Captain America is the cinematic embodiment of militarized masculinity, sprinkled with cowboy ethics and retro-gentleman flavors. Through his character, the movies suggest that manhood is tied to fighting for one’s country, and that in wars there is no place for girly niceness but only for guts. Soldiering is the means for social emancipation, and Rogers’ initial frailty is an obstacle to this. Once enhanced and enlisted, Rogers becomes a mascot for the US Army’s recruitment and fundraising campaign but remains a laughingstock for fellow conscripts. Although Captain America epitomizes the ideal male body (strength, beauty, and sexual magnetism), and ethic (confidence, leadership, and self-sacrifice), these attributes are not enough, if they are not spent in battle. While ‘real men’ are dying in Europe, he is touring US theaters in tights, singing and dancing. Hence, Rogers’ anabasis from marginalization towards true manhood is completed only after his baptism in violence during World War II.

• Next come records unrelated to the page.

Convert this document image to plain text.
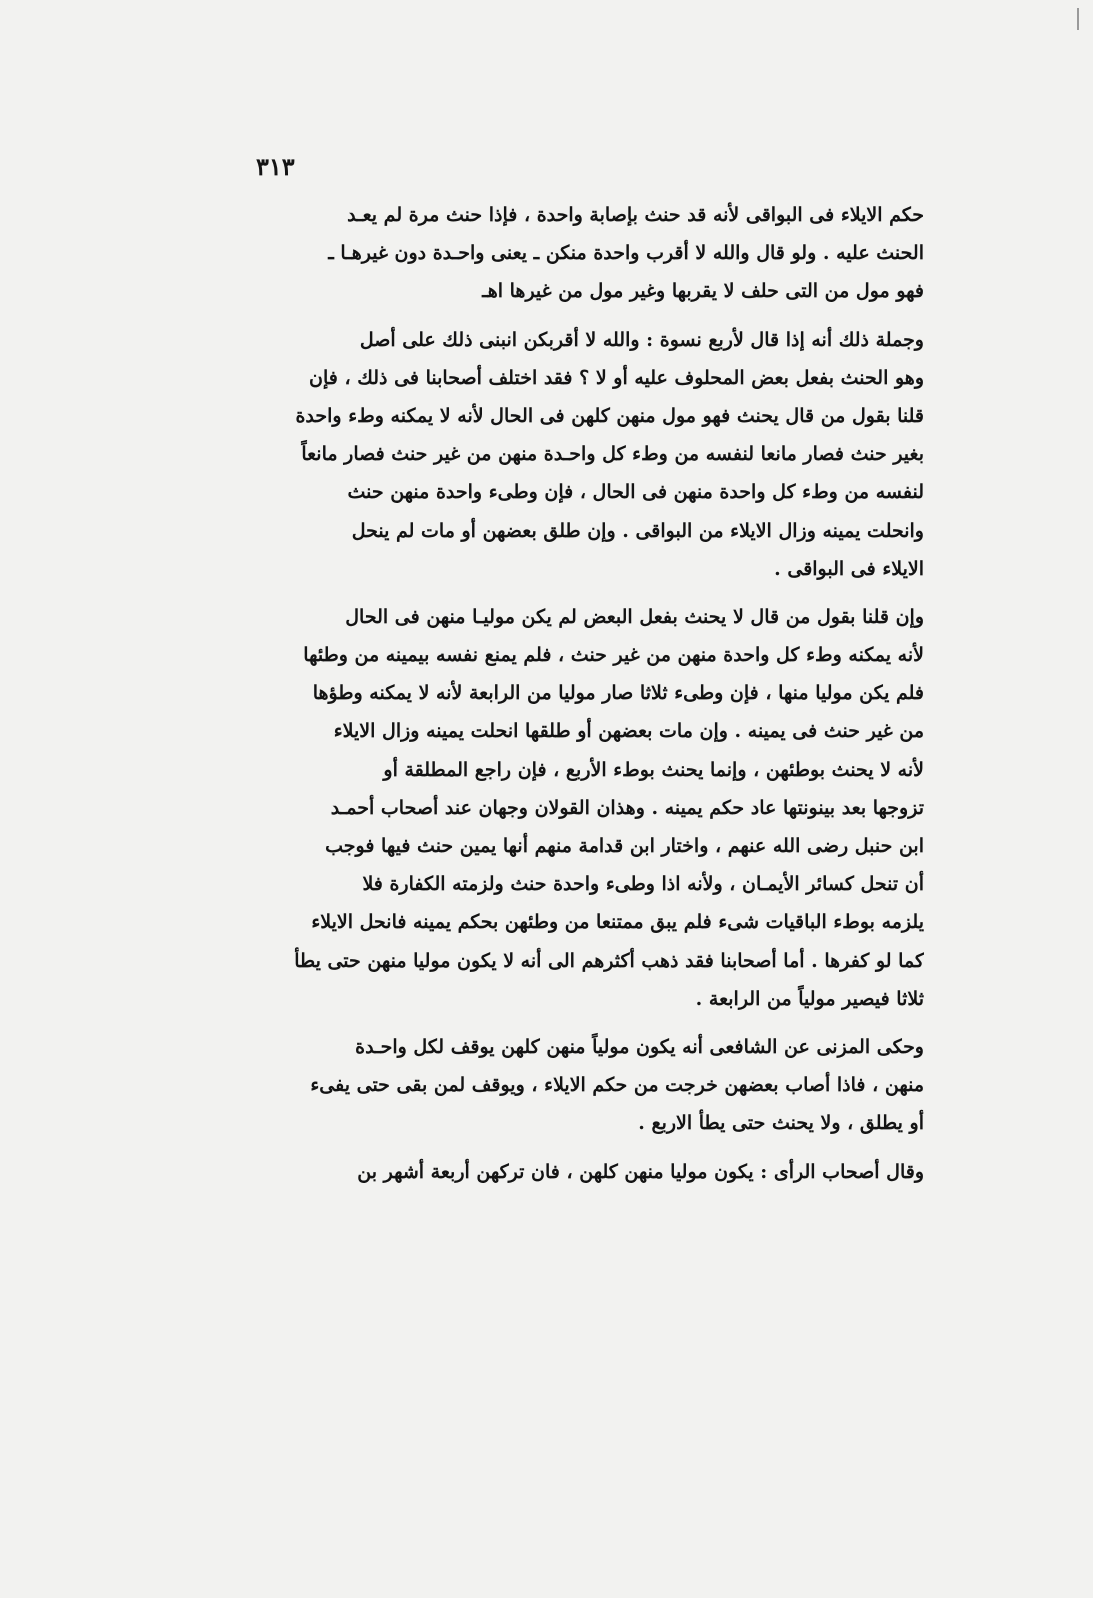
٣١٣

حكم الايلاء فى البواقى لأنه قد حنث بإصابة واحدة ، فإذا حنث مرة لم يعـد
الحنث عليه . ولو قال والله لا أقرب واحدة منكن ـ يعنى واحـدة دون غيرهـا ـ
فهو مول من التى حلف لا يقربها وغير مول من غيرها اهـ

وجملة ذلك أنه إذا قال لأربع نسوة : والله لا أقربكن انبنى ذلك على أصل
وهو الحنث بفعل بعض المحلوف عليه أو لا ؟ فقد اختلف أصحابنا فى ذلك ، فإن
قلنا بقول من قال يحنث فهو مول منهن كلهن فى الحال لأنه لا يمكنه وطء واحدة
بغير حنث فصار مانعا لنفسه من وطء كل واحـدة منهن من غير حنث فصار مانعاً
لنفسه من وطء كل واحدة منهن فى الحال ، فإن وطىء واحدة منهن حنث
وانحلت يمينه وزال الايلاء من البواقى . وإن طلق بعضهن أو مات لم ينحل
الايلاء فى البواقى .

وإن قلنا بقول من قال لا يحنث بفعل البعض لم يكن موليـا منهن فى الحال
لأنه يمكنه وطء كل واحدة منهن من غير حنث ، فلم يمنع نفسه بيمينه من وطئها
فلم يكن موليا منها ، فإن وطىء ثلاثا صار موليا من الرابعة لأنه لا يمكنه وطؤها
من غير حنث فى يمينه . وإن مات بعضهن أو طلقها انحلت يمينه وزال الايلاء
لأنه لا يحنث بوطئهن ، وإنما يحنث بوطء الأربع ، فإن راجع المطلقة أو
تزوجها بعد بينونتها عاد حكم يمينه . وهذان القولان وجهان عند أصحاب أحمـد
ابن حنبل رضى الله عنهم ، واختار ابن قدامة منهم أنها يمين حنث فيها فوجب
أن تنحل كسائر الأيمـان ، ولأنه اذا وطىء واحدة حنث ولزمته الكفارة فلا
يلزمه بوطء الباقيات شىء فلم يبق ممتنعا من وطئهن بحكم يمينه فانحل الايلاء
كما لو كفرها . أما أصحابنا فقد ذهب أكثرهم الى أنه لا يكون موليا منهن حتى يطأ
ثلاثا فيصير مولياً من الرابعة .

وحكى المزنى عن الشافعى أنه يكون مولياً منهن كلهن يوقف لكل واحـدة
منهن ، فاذا أصاب بعضهن خرجت من حكم الايلاء ، ويوقف لمن بقى حتى يفىء
أو يطلق ، ولا يحنث حتى يطأ الاربع .

وقال أصحاب الرأى : يكون موليا منهن كلهن ، فان تركهن أربعة أشهر بن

The dichotomy between Captain America’s militarized masculinity and femininity is clear in his relationship with Black Widow, a Russian-spy-turned-American superhero and main female character. As an Eastern woman, she sports the full paraphernalia of Orientalist and sexist stereotypes. She is brutal and unprincipled in her combat techniques; impulsive, selfish, and deceitful in her relationships; irrational and irresponsible when holding power. On one occasion, Black Widow jeopardizes a mission by indulging in unassigned tasks instead of following orders. On another, she uses torture to extort information. Both times, Captain America intervenes righteously and bravely. Accordingly, he protects not only her as a woman, but by extension, protects the helpless and feminine nation. Concurrently, a sexual undertone characterizes Black Widow (and other female characters, like Agent Carter and the Scarlet Witch). While she is equipped with an insatiable carnal appetite and mysterious allure, Rogers is instead an idealized ‘old-fashioned’ lover. By comparing Rogers’ gallant style with Iron Man’s libertine love life, the movie also proposes two alternative male approaches to romance, arguably preferring the former.

Superheroes make worlds

Across this saga, viewers consume places, people, and events through the interpretive filter of an itinerant American demigod fighting evil. The sci-fi genre allows superhero movies – at once vividly lifelike and utopic fantasies – to blend reality and imagination while evading the scrutiny faced by historical or realistic drama. Therefore, it grants them outstanding narrative and world-making power. In the Captain America movies, the imaginaries produced relate especially to national security, Orientalism, and militarized masculinity. As this content can mesmerize publics, contributing to the formation of specific perspectives on violence and the use of military force, it is best to remember that even the most trivial cartoon may conceal and (re)produce a society’s values and goals.